The final piece was some kind of near bebop jazz. Something with actually some character. I’d never heard this one before, and I suspect it’s Chet Baker, of whom I’ve never been a fan. Thelonious Monk is more my style, and Elvis Costello, and JS Bach, dubstep, and doumbek solos. I also love Chopin’s intensity, close-miked, but, yes, give me intensity! Passion!

This bizarre sequence of music that, individually, I would never choose to listen to, is something I definitely do want to hear again, though not particularly during a massage. I want to be able to listen to this at home, so it can spur me into a bizarre and humourous sense of reverie and creative play. It’s the opposite of what I would ever choose to listen to, and a bizarre mix. I can’t imagine where it came from and I must ask at the front desk, since my charming student is not a music fan and has no clue. He was just sick of the spa music like everyone else.

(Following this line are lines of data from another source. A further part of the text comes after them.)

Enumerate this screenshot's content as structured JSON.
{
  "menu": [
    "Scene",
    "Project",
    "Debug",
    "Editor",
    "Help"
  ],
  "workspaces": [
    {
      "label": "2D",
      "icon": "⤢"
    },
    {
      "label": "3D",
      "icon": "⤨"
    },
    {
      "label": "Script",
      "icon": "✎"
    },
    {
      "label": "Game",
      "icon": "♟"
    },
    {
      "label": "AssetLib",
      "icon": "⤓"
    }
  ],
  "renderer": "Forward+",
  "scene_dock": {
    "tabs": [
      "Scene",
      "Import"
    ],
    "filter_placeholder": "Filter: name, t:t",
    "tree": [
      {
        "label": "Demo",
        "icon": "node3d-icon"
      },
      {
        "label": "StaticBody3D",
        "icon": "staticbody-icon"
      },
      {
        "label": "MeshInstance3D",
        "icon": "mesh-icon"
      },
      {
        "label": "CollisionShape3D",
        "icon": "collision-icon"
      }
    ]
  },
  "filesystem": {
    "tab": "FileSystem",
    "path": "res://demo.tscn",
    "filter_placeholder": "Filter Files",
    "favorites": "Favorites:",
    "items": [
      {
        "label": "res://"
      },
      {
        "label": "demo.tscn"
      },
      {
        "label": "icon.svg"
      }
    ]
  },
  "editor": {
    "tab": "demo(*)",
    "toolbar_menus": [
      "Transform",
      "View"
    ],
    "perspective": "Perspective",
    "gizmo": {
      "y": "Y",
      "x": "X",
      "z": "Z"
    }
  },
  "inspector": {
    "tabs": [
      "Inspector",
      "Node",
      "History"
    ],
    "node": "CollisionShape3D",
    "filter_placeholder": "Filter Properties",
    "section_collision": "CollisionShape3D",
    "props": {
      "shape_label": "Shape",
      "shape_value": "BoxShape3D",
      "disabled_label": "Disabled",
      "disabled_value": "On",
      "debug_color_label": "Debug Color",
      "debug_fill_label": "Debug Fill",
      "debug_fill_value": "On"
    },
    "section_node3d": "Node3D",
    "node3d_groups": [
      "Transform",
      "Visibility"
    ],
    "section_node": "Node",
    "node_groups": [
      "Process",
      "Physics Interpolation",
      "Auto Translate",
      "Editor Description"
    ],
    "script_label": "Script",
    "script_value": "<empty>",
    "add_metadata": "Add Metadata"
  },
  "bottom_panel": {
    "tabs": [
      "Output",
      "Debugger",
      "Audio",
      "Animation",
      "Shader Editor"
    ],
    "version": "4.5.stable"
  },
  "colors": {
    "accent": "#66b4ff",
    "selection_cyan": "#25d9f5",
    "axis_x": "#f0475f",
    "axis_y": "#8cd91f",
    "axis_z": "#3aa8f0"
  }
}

I ask at the front desk, before leaving. The staff person tells me it’s a mix of relaxation music that one of the therapists put together, and it’s on shuffle. I could create such a bizarre thing myself, because clearly it’s not a radio station I can tune into. This has been a red-letter music day, and I am going to fall asleep with a silly grin on my face, later. So glad I didn’t cancel this massage today. I’m not sure this soundtrack will last. It’s so bizarre. I won’t be the only person who’s going to have cultural chaos in the brain from it, will I?